Graph Databases Lifecycle Methodology and Tool, RDF building, indexing and versioning

Submitted by root on Sun, 2015-06-07 10:57

Graph databases are taking place in many different applications: smart city, smart cloud, smart education, etc. In most cases, the applications imply the creation of ontologies and the integration of a large set of knowledge to build a knowledge base as an RDF KB store, with ontologies, static data, historical data and real time data. Most of the RDF stores are endowed of inferential engines that materialize some knowledge as triples during indexing or querying. In these cases, the delete of concepts may imply the removal and change of many triples, especially if the triples are those modeling the ontological part of the knowledge base, or are referred by many other concepts. For these solutions, the graph database versioning feature is not provided at level of the RDF stores tool, and it is quite complex and time consuming to be addressed as black box approach. In most cases the indexing is time consuming process, and the rebuilding of the KB may imply manually edited long scripts that are error prone. Therefore, in order to solve these kinds of problems, a lifecycle methodology and a tool supporting versioning of indexes for RDF KB store is proposed. The solution proposed has been developed on the basis of a number of knowledge oriented projects as Sii-Mobility (smart city), RESOLUTE (smart city risk assessment), ICARO (smart cloud). Results are reported in terms of time saving and reliability.
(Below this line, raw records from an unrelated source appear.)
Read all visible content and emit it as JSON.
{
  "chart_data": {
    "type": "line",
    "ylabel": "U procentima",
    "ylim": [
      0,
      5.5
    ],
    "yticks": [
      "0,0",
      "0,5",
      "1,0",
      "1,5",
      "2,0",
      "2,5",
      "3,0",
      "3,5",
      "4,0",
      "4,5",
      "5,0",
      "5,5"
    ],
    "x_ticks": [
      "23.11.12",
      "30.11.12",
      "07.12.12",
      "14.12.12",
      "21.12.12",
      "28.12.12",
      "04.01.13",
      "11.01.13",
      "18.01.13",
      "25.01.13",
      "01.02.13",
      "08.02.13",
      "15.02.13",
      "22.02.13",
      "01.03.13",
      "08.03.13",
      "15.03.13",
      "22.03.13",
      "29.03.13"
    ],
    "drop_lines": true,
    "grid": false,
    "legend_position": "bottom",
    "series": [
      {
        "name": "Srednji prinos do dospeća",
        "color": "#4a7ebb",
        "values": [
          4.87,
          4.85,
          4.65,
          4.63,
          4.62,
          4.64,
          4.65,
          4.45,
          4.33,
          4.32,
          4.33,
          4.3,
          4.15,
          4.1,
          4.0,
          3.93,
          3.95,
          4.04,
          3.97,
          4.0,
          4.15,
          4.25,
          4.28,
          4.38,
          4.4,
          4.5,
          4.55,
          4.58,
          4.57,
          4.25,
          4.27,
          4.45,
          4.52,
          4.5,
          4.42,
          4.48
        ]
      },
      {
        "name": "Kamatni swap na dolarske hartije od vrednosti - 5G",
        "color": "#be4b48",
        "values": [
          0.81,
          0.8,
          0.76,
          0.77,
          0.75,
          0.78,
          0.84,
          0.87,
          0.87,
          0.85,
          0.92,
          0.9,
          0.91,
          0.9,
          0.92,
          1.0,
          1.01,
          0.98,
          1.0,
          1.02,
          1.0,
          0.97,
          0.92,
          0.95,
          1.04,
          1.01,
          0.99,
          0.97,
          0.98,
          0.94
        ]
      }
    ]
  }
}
Figure 1.   RDF Index Buidling Monitor

For the RDF Index generation the RDF Index Manager produces a script according to the index descriptor and the RDF store target. The script is structured in the following steps: (i) setup of script, (ii) initialization of RDF store, (iii) bulk uploading of triples into the store, (iv) RDF store finalization, (v) create eventual additional indexes as textual indexes, geographical indexes that need additional database commands, and (vi) update index building status. In most cases, the RDF store rebuilt by indexing is time consuming, and may imply manually edited long scripts that are error prone. In order to solve this kind of problem, in this paper, a lifecycle methodology and our RIM tool for RDF KB store versioning is proposed. The results have shown that saving time up to the  95% depending on the number of triples, files and cases to be indexed.